Daeron suele llevar juguetes al jardín. Claro que se le avisa que los puede prestar pero que tiene que cuidarlos, porque si se rompen o se pierden... Un día el gordo llevó al jardín una víbora de goma que había venido con un Max Steel. Cuando lo voy a buscar, a media cuadra del jardín le pregunto por la víbora que había llevado y me dice que un tal Francisco se le había tirado lejos y no la encontró más. La verdad que me re calentó que la haya perdido, así que le dije:
Mami: ¿Viste? ¡No la cuidaste y mirá lo que pasó!

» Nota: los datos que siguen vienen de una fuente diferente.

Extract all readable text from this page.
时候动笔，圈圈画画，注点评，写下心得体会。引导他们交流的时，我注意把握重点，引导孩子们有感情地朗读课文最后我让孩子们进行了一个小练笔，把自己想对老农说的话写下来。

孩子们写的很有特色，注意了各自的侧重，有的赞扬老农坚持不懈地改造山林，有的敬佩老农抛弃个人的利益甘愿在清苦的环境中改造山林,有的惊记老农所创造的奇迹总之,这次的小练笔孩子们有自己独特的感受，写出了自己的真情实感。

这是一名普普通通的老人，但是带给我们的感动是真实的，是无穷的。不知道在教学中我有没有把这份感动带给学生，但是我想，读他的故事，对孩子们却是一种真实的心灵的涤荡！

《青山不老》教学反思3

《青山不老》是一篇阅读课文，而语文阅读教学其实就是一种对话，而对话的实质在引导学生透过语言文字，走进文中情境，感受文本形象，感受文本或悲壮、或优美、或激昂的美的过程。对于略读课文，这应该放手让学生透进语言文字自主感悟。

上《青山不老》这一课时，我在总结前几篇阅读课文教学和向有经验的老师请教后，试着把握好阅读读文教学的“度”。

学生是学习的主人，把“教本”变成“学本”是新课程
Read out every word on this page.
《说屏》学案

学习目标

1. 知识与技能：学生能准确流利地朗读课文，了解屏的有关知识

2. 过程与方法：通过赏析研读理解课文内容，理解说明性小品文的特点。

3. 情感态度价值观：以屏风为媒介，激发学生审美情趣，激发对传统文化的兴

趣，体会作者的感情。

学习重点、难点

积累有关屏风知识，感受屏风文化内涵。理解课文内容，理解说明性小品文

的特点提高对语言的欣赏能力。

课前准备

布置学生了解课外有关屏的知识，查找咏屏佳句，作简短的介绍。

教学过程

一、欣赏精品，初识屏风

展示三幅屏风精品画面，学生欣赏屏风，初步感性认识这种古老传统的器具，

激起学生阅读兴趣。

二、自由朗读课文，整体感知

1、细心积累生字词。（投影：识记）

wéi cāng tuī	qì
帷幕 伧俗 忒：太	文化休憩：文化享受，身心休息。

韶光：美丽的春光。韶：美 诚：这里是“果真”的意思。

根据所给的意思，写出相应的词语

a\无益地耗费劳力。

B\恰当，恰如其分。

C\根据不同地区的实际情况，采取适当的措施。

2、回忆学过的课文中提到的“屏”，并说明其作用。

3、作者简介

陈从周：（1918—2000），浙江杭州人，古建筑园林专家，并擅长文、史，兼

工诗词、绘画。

Daeron: Si la cuidé, ¡pero es que Francisco es muy malo! ¡Él me la tiró!
Mami: Bueno, ¡entonces la perdiste por haberla prestado!
(inmediatamente después de haber dicho eso me arrepentí, porque siempre tratamos de enseñarle a compartir)
Daeron: empezó a pucherear, por lo que me sentí para el ojete. Me di cuenta que él ya tenía bastante con haber perdido su víbora para que encima venga yo a retarlo por ello. Así que le dije "¿Querés que veamos si la encontramos?" Con los ojos brillocitos asintió con la cabeza.
El tema es que fuimos pero no la encontramos (seguro que la había encontrado otro chico antes y se la quedó). Pero él se quedó más tranquilo al ver que hicimos lo posible por recuperarla, por más que no haya aparecido. Mientras volvíamos a casa, me dijo:
Daeron: No voy a prestar más mis juguetes...
Mami: (glup!) No es ese el problema, los podés prestar pero a los chicos que vos sepas que te los van a cuidar y que no te los van a perder. Por ejemplo, Claudio, ¿te cuida los juguetes?
Daeron: Si...
Mami: Entonces a él se los podés prestar porque sabés que te los cuida, a Francisco no se los prestes más porque no sabe jugar.
Daeron: (sonrisa de feliz cumpleaños) ¡Bueno!